Goals of the paper:
- measuring how widely paywalls have been adopted
- present an automated system for detecting whether a site uses a paywall
The web is increasingly moving away from “open” models to “paywalled” models (see paywalls), to keep the user engaged with the platform.
People are annoyed by ad-based websites because:
- Google and Facebook have a monopoly on the advertising industry (70% of revenues)
- Ad-based funding systems suffer from significant and increasing rates of fraud
- privacy concerns
Paywall circumvention
We find that all observed paywalls are trivial to circumvent.
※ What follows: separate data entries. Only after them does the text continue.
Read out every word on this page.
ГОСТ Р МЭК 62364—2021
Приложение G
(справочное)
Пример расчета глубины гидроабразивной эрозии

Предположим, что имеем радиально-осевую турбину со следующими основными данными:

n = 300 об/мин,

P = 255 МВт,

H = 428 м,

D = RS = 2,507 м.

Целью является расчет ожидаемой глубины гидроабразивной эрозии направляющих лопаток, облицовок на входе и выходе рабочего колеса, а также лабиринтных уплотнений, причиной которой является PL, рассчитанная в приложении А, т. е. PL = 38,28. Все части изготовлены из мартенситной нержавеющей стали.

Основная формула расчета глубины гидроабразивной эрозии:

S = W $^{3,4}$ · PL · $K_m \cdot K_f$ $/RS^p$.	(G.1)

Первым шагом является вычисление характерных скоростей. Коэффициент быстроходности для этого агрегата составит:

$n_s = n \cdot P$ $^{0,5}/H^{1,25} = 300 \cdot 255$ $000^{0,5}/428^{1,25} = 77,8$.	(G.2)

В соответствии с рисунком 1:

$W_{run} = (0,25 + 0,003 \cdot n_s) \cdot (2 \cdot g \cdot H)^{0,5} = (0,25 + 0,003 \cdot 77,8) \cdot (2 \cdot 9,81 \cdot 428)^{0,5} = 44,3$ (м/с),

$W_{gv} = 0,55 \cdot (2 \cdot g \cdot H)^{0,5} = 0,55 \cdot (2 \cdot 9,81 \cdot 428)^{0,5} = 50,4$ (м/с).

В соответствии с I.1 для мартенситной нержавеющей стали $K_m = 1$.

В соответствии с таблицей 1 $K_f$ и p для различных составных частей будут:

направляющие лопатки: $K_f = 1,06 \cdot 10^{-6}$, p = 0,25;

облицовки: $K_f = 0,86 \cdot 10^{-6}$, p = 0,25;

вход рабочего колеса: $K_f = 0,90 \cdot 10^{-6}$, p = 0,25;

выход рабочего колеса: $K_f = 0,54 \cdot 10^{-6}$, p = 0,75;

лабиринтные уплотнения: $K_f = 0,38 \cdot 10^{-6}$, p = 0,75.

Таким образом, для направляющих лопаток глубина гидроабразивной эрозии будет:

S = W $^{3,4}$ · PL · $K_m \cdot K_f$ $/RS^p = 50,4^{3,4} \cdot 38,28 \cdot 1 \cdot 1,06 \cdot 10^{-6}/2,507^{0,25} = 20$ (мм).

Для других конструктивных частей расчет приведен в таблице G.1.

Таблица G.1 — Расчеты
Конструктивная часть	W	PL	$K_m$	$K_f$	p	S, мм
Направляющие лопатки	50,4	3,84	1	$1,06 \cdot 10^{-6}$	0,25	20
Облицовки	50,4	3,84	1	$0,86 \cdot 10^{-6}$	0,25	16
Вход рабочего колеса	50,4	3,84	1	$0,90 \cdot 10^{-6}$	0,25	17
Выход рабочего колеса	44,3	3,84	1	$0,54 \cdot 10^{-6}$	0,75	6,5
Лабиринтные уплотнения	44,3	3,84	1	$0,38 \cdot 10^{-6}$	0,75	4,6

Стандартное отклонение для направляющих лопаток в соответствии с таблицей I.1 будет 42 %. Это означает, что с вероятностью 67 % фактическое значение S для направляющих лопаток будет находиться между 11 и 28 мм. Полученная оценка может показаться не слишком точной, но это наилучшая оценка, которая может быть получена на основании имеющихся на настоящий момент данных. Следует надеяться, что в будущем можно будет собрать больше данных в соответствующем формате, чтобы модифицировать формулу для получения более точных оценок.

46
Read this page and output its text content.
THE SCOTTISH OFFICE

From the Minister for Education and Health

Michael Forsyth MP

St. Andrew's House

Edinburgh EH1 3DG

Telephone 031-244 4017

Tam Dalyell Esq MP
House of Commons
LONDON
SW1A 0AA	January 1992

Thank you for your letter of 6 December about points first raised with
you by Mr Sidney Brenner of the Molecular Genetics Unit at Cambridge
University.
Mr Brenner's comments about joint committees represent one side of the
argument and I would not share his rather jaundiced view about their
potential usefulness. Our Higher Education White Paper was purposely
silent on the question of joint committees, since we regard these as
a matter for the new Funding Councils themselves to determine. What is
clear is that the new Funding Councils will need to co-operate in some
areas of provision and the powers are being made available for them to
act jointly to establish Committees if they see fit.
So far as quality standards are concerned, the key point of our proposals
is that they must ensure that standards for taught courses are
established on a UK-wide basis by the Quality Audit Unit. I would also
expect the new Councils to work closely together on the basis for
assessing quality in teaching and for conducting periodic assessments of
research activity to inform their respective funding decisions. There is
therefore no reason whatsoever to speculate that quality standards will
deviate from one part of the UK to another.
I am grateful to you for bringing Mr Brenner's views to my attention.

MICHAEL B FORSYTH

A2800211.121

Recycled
Well-known techniques includes:
- emptying the cookie jar (75% effective)
- enabling Incognito/Private Mode (sufficient to bypass most paywalls)
- changing the screen size dimensions
- hiding the user’s IP address
- changing the user agent string
- using an ad blocker extension
- enabling “Reader Mode”
- using the Pocket web service5
- blocking HTTP requests for popular paywall libraries
Paywall detection
Our model consists of two components:
- a crawling component that visits a subset of pages on a site, records information about each page’s execution, and extracts some ML features
- text features: the presence of specific keywords is checked (“subscribe”, “sign up”, “remaining”, translated in 87 languages)
- structural features: if the website has a RSS (RDF Site Summary) or atom feed, the number of text nodes increases after cookies are cleaned, etc
- visual features: how many text nodes are obscured before and after cleaning cookies, number of text nodes, number of nodes that have z-index styles (to detect pop-ups)
- a classifier, that uses the extracted features to predict if the site uses a paywall
- a random forest is used from SciKit-Learn python library
- the final accuracy was of 77%